The distinctive scales and shell of the turtle have made it culturally symbolic:

  • In Native American mythology, the 13 scutes of the shell represent lunar months.
  • Ancient Chinese tales portrayed a turtle’s 337 shell scutes as sacred numerology.
  • Dream interpretation connects turtle shells and scales to emotional protection.
  • Decorative mosaics use turtle shell and scale patterns in geometric designs.

Turtles’ unique armor has been inspirational in folklore, legends, art, and architecture around the world.

Turtle Scale Patterns and Colors

While the shapes are consistent, the colors and patterns of turtle scales vary greatly:

  • Red-eared sliders have green scales with red and yellow eye patches.
  • Box turtles display radiating stripes and spots on brown or yellow scales.
  • Softshells have olive to tan soft leathery scales with dark blotched designs.
  • Spider tortoises have intricate geometric black lines across their thick scutes.

There are over 300 turtle species with tremendous diversity in their scale colors, markings, and ornamentation.

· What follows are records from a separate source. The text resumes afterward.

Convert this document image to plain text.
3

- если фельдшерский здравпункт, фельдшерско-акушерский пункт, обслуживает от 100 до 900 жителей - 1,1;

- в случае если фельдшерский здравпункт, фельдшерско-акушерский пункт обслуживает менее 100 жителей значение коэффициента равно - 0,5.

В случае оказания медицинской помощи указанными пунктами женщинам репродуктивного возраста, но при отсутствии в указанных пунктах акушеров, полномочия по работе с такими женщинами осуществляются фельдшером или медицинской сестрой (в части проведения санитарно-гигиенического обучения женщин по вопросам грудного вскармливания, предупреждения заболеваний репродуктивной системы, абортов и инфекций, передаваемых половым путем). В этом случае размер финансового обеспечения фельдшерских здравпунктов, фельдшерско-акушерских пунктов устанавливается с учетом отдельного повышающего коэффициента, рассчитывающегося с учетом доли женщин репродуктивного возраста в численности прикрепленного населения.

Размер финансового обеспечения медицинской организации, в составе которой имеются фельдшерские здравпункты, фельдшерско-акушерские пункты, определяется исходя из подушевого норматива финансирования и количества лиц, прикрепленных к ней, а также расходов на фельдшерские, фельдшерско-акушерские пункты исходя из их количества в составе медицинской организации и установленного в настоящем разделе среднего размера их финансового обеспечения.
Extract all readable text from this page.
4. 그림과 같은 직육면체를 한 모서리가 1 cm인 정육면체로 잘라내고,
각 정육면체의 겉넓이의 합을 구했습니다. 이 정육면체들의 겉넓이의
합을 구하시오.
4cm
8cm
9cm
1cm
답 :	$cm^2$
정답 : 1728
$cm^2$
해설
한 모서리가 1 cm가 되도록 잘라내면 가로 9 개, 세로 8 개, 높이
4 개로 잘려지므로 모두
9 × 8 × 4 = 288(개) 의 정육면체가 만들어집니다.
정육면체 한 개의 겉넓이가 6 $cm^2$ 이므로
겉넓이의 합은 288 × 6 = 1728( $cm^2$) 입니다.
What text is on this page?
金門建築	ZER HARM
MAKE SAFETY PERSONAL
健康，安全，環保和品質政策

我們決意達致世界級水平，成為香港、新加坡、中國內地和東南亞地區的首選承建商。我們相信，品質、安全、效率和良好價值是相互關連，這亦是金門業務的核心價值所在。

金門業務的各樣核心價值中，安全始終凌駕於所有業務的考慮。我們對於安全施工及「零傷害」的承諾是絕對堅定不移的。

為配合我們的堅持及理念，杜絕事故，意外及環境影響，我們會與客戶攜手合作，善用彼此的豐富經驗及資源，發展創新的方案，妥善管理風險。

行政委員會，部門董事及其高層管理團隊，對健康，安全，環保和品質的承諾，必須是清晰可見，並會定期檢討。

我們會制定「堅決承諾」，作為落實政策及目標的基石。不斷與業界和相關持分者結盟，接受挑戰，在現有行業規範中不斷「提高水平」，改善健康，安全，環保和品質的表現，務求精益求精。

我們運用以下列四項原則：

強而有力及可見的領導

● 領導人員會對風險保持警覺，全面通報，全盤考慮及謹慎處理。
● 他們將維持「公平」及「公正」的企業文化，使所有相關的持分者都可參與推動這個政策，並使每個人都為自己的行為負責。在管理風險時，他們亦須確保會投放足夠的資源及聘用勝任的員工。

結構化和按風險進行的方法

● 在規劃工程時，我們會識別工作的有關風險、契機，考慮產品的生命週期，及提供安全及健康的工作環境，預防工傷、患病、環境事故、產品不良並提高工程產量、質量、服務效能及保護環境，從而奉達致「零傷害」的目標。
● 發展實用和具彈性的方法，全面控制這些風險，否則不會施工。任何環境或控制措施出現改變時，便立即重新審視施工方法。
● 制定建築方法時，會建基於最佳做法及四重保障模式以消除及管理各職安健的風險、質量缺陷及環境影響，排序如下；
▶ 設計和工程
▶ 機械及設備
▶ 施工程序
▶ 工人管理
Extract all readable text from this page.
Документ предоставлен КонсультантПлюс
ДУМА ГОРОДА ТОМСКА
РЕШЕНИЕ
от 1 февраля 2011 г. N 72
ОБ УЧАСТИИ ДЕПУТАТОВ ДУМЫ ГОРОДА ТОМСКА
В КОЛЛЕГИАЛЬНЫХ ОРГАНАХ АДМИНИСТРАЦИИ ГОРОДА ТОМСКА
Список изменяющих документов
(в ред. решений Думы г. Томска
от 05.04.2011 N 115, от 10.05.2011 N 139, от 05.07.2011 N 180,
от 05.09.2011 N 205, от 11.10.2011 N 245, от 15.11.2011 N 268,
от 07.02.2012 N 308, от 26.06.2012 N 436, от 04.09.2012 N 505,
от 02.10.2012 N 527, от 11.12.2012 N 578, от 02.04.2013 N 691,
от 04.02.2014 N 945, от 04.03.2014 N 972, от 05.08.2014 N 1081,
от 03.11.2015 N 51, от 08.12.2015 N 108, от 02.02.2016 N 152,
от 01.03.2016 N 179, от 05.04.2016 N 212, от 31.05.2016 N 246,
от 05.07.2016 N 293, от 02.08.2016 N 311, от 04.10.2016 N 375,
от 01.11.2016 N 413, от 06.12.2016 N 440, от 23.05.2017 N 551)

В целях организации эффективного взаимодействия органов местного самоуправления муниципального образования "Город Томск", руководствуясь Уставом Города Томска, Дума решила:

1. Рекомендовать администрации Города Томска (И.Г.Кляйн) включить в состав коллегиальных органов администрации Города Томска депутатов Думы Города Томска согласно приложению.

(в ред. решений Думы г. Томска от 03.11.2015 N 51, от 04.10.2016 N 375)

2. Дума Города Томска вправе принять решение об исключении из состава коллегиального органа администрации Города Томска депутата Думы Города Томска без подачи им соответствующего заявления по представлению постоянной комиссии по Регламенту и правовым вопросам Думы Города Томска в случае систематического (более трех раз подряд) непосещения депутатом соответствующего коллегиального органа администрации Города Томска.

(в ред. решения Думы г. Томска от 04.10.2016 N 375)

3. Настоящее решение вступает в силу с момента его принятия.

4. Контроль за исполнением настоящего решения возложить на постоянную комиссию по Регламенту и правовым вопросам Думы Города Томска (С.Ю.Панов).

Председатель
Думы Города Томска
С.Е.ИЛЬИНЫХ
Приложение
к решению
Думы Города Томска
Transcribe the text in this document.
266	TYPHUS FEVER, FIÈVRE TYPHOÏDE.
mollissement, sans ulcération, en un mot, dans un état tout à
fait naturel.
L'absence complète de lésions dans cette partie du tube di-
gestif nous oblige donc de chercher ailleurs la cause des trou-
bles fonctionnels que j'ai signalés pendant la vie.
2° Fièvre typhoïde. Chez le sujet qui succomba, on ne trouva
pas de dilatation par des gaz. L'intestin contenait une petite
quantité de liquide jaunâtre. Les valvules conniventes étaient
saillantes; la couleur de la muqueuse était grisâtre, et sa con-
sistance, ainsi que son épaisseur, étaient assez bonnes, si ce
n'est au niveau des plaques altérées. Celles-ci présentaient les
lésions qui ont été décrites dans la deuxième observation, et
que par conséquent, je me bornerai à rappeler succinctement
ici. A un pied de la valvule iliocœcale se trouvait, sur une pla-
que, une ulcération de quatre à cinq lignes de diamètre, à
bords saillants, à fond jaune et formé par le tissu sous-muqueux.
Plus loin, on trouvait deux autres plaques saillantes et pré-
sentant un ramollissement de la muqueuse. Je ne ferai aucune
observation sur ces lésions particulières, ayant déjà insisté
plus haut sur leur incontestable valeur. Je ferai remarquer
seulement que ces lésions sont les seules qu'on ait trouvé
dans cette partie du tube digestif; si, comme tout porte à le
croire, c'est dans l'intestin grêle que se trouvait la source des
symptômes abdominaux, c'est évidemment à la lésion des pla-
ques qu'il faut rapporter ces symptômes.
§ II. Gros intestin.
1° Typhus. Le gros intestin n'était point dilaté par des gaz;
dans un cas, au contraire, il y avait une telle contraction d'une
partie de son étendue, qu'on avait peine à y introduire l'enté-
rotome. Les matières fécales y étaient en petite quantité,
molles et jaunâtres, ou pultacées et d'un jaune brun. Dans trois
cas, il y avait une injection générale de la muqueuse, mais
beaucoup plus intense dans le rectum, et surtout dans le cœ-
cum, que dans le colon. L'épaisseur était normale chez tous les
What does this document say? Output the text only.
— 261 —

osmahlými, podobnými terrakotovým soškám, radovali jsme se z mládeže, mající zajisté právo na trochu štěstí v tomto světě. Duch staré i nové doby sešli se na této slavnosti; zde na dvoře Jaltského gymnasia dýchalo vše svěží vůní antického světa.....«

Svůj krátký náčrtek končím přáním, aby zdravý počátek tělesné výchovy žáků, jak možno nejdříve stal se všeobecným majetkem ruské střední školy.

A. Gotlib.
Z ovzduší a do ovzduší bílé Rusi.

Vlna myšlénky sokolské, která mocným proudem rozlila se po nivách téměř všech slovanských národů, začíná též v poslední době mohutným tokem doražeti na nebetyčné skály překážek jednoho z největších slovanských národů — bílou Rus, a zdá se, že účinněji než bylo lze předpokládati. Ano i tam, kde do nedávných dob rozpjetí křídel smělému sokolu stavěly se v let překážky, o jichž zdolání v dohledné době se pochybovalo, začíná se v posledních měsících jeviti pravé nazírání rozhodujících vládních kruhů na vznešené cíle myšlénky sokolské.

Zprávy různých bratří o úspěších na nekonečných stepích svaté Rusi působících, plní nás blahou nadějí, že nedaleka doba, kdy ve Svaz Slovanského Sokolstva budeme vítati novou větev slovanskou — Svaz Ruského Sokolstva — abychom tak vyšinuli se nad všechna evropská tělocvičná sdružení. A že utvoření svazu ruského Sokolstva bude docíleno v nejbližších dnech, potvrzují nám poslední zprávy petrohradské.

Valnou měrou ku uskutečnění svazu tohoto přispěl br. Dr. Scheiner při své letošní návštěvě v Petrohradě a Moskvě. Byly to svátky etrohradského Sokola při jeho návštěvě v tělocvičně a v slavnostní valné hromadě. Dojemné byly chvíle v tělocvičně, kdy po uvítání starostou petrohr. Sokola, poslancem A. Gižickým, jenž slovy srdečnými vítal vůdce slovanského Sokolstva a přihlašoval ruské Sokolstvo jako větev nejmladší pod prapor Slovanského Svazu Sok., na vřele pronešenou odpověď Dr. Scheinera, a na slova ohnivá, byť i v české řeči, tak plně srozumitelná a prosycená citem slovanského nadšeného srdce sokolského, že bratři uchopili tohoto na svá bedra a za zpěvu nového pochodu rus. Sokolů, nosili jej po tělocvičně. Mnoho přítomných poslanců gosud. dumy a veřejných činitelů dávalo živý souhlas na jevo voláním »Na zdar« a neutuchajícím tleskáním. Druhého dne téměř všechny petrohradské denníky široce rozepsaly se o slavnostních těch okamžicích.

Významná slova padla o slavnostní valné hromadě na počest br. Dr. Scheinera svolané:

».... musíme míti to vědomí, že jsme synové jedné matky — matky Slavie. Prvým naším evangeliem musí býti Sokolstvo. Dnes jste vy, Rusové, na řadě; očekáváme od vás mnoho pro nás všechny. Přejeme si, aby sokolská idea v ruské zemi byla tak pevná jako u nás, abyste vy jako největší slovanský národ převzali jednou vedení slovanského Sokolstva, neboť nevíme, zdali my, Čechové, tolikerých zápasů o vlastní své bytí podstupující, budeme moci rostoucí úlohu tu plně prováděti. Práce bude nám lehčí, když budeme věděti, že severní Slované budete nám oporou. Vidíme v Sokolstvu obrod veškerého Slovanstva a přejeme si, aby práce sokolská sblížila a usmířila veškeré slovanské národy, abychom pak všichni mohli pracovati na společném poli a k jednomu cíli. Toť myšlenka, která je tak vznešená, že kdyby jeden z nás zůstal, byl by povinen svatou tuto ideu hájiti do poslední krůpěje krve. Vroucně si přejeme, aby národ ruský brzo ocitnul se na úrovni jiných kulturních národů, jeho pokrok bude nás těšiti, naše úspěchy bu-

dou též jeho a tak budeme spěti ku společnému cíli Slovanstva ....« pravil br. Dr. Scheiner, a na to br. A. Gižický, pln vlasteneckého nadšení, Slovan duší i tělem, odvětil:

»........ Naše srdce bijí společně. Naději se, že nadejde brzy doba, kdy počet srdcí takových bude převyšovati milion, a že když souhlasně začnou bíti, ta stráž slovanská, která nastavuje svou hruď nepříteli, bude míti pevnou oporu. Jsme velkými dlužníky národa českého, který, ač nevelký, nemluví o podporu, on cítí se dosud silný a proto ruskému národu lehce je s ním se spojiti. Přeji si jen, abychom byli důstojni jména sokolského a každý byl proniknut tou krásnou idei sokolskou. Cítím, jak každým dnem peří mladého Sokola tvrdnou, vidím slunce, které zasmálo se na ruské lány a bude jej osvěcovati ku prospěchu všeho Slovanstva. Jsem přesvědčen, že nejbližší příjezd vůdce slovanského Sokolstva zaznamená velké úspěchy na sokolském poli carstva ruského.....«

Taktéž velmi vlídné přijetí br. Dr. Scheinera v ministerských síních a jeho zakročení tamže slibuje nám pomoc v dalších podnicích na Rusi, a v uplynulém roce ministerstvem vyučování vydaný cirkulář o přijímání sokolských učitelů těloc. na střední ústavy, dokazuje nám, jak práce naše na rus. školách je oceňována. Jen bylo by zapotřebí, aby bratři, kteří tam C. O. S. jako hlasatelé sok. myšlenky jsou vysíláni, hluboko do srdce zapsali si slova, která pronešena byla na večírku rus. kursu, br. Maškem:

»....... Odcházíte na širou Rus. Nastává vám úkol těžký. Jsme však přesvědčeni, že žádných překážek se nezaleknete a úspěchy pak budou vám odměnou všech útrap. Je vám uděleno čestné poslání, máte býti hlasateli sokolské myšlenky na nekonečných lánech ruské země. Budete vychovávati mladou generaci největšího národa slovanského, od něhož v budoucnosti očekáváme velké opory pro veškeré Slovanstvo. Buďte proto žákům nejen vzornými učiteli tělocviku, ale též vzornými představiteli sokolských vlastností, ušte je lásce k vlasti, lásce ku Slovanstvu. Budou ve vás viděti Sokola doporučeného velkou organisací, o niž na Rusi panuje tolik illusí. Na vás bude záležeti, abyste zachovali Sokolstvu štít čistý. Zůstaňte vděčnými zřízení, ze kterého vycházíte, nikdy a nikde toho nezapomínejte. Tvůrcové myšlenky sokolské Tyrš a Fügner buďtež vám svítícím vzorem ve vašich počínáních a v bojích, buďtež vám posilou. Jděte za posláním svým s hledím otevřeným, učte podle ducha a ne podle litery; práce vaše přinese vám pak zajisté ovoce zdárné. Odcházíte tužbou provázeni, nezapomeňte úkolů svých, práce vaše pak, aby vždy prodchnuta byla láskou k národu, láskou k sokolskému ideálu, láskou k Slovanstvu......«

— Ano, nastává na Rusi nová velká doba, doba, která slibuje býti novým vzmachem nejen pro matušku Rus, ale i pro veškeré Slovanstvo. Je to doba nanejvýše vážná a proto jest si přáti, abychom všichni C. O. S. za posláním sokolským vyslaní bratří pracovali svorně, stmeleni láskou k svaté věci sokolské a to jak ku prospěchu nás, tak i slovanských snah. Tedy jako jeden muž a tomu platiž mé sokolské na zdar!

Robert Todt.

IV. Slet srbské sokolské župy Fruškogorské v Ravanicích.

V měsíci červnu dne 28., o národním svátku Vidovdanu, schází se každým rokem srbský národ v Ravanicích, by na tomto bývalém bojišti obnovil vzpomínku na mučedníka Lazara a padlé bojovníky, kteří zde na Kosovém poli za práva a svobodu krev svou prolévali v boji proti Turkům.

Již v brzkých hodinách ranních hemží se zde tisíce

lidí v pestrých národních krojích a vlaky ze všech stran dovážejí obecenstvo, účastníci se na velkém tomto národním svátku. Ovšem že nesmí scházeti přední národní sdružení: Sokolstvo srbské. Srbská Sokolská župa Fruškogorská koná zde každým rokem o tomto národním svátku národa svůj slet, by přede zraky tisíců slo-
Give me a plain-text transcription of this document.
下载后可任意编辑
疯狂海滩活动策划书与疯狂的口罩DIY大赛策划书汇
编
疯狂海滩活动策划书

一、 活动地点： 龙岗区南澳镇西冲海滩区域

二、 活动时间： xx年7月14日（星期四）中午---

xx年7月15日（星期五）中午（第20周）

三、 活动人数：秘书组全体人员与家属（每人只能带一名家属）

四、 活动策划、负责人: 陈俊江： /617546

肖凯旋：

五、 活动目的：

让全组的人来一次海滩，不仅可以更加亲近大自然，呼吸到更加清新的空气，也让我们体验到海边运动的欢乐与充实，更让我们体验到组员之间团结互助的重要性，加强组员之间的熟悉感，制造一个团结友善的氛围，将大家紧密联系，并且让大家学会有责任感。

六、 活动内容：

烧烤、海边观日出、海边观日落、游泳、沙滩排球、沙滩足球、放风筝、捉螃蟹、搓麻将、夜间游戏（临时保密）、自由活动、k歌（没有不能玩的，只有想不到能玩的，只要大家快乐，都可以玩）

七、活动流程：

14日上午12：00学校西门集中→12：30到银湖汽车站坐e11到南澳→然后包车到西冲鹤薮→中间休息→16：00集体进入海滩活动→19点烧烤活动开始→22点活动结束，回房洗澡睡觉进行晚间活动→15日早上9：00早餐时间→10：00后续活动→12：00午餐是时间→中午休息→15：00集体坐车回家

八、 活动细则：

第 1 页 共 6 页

Abnormalities in Turtle Scalation

In some cases, genetic mutations affect turtle scalation:

  • Scute abnormalities where segments are fused or misaligned.
  • Partial albinism where melanin in some scales fails to develop.
  • Scales that are misshapen, overgrown, or asymmetrical.
  • Partial or complete lack of scales resulting in smooth, exposed skin.

These conditions arise naturally from genetic variability or errors in embryonic development. But they do not affect turtle health or lifespan.

Want to learn more about turtles? Check out Small Types of Turtles

Threats to Turtles from Loss of Scales

While resilient, turtle scales can become damaged and detached:

  • Injury from boats, motors, predators, falling, or being struck.
  • Ulceration from poor water quality or malnutrition.
  • Fungal or bacterial shell infections that penetrate layers.
  • Parasitic infestations like leeches that weaken and separate scales.

Losing sections of shell and scales makes turtles vulnerable to pathogens, predators, and the elements. Proper handling and care minimizes these threats.

The Evolutionary Development of Turtle Scales

Primitive pre-turtle reptiles evolved scales and eventually full shells over millions of years:

-providing durable, lightweight armor
-enabling adaptation to new ecological niches
-transforming hydrodynamics for improved swimming
-allowing colonization of rivers, lakes, and land

This incremental development of rigid dermal scales and plates gave rise to the most distinctive characteristic of the ancient chelonian lineage.

Anytime I see a turtle, I can’t help but get excited. If they are small I want to pick them up, if they are large, I watch to scratch their underbellies!